At the time of death,
That one comes to me.

Swami Shivananda:

You who practice profound meditation on God throughout your life will be able to meet death with an unruffled mind.  Your whole mind will be absorbed into him.  You will not allow any outside impressions wherein there will be one iota of selfish desire to sink into your subconscious mind.  Then you can think of God exclusively at the time of death and enter into his very being.

Sri Aurobindo:

Here Krishna lays great stress on the thought and state of mind at the time of death, which is difficult to understand unless we recognize the creative power of consciousness.  What your thought, inner regard and faith, Shraddha, settles upon with a consecrated insistence, into that our inner being will evolve.

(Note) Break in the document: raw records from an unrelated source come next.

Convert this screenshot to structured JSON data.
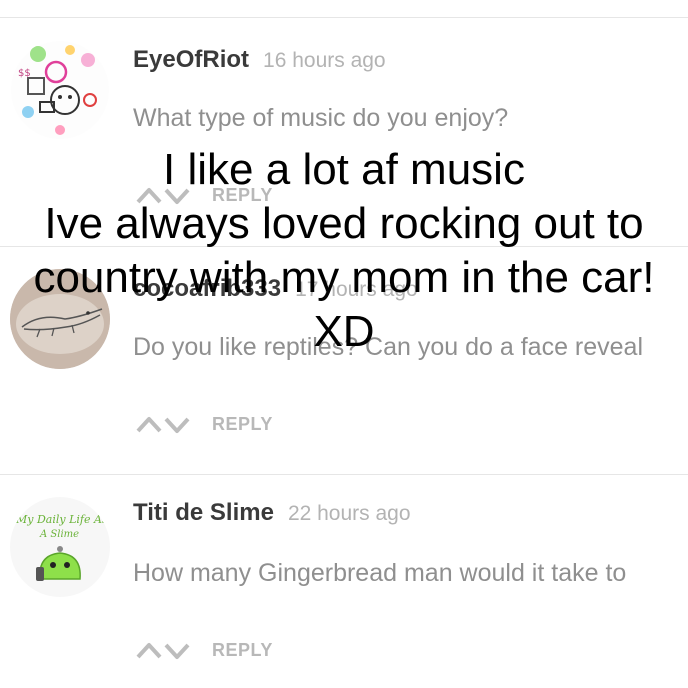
{
  "comments": [
    {
      "username": "EyeOfRiot",
      "time": "16 hours ago",
      "text": "What type of music do you enjoy?",
      "reply_label": "REPLY",
      "avatar_icon": "doodle-avatar-icon"
    },
    {
      "username": "cocoafrib333",
      "time": "17 hours ago",
      "text": "Do you like reptiles? Can you do a face reveal",
      "reply_label": "REPLY",
      "avatar_icon": "alligator-sketch-avatar-icon"
    },
    {
      "username": "Titi de Slime",
      "time": "22 hours ago",
      "text": "How many Gingerbread man would it take to",
      "reply_label": "REPLY",
      "avatar_icon": "slime-avatar-icon"
    }
  ],
  "overlay": {
    "lines": [
      "I like a lot af music",
      "Ive always loved rocking out to",
      "country with my mom in the car!",
      "XD"
    ]
  },
  "colors": {
    "username": "#3a3a3a",
    "timestamp": "#b3b3b3",
    "comment_text": "#8f8f8f",
    "reply": "#b8b8b8",
    "divider": "#e6e6e6",
    "slime_green": "#8ee04a"
  }
}
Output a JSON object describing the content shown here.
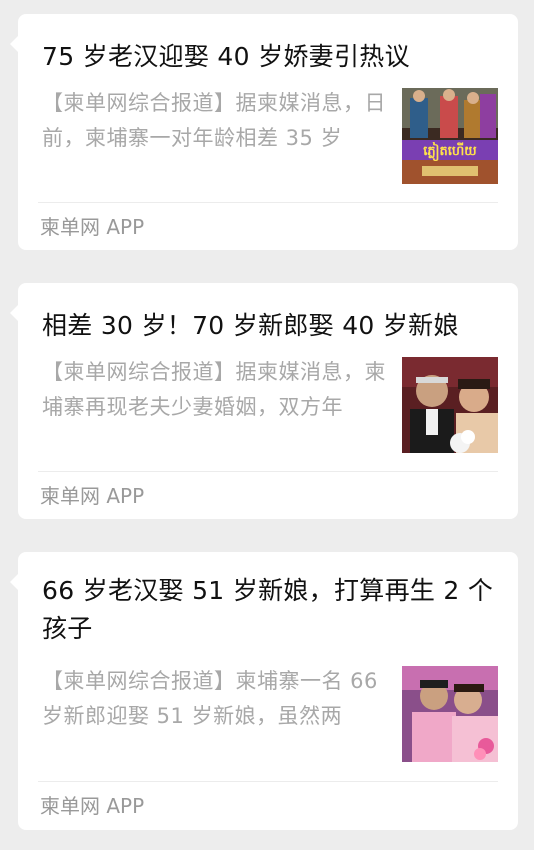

You steadily become that which you keep your mind and heart fixed upon and towards which you constantly aspire.  Each lapse of thought and each infidelity of the memory means always the retardation of the evolution, a fall in its process and a return to what you were before, insofar as you have not substantially and irrevocably fixed your new becoming.  When you have accomplished it, when you have made it par for the course, the memory of it remains self-existently, because that now is the natural form of your consciousness.

This teaching of Krishna is on a different level from the indulgences of popular religion.  It has nothing in common, for example, with the fantasy that makes the precaution of a death in sacred Kashi a sufficient machinery of salvation.

The divine becoming on which the mind and heart become fixed firmly in the moment of physical death must have been one in which you were growing inwardly during the physical life.  If birth is a becoming, death also is a becoming, and not by any means a cessation.  The body is abandoned, but the soul goes on its way.

A friend:

I have always believed that the state of consciousness is what matters at the time of death.  No matter what kind of a life you have led, if you have peace and love in your heart, that's what counts.  The thing is...

How do you get to that point in the last instant?

It is by constant practice.

[There are many things in our lives for which we can make substitutions.  If we want less dairy in our diets, we can try nut milk.  If we want to stop putting lots of carbon dioxide in the air, we can sell the car and buy a bicycle.  However, there's no substitute for Sadhana.  Fortunately, there are so many Sadhanas for so many different temperaments.  Find the Sadhana that is right for you, and follow through with it to the end.]